HELSINKI (Reuters) – The Finnish government said on Friday it has accepted the resignation of the head of the country’s emergency supply agency over a multi-million euro purchase of Chinese face masks that proved unsuitable for hospital use.
Prime Minister Sanna Marin earlier said she had lost confidence in the official, Tomi Lounema.
The National Emergency Supply Centre, which is in charge of acquiring face masks and other equipment to help tackle the coronavirus pandemic, had paid two Finnish agents a combined 10 million euros ($11 million) for face mask deliveries from China.
But the millions of face masks that arrived in the first delivery earlier this week were found to be unsuitable for use in hospitals, while local media reported that one of the agents involved was in debt and facing court orders.
Lounema offered his resignation on Friday, Minister of employment Tuula Haatainen told a news conference.

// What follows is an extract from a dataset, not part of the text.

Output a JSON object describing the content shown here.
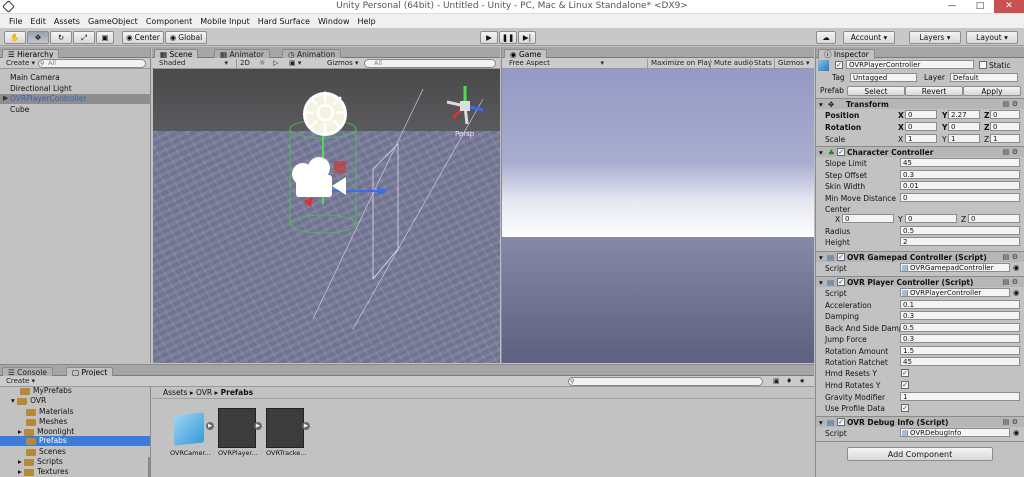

The delivery that arrived from China on Tuesday was meant to contain 2 million surgical masks and 230,000 other face masks. But the masks were quickly found not to be suitable for hospital use due to their low quality, the ministry said on Wednesday.
“The protective gear market is highly chaotic at the moment. There are all kinds of traders and prices rise all the time,” Lounema said earlier in the week.
Finnish weekly Suomen Kuvalehti and the country’s largest daily, Helsingin Sanomat, reported that the first delivery of masks were bought via an agent who previously ran a short-term loan business and who faces court orders for debts. Reuters was not able to verify the reports or to contact the agent for comment.
The emergency supply centre holds reserves for different types of crisis, and it had been holding millions of face masks following the 2009 swine flu pandemic, which in the end did not reach Finland.
Due to high demand as a result of the coronavirus outbreak, however, its supplies are running low and the centre has been trying to purchase more equipment via several suppliers.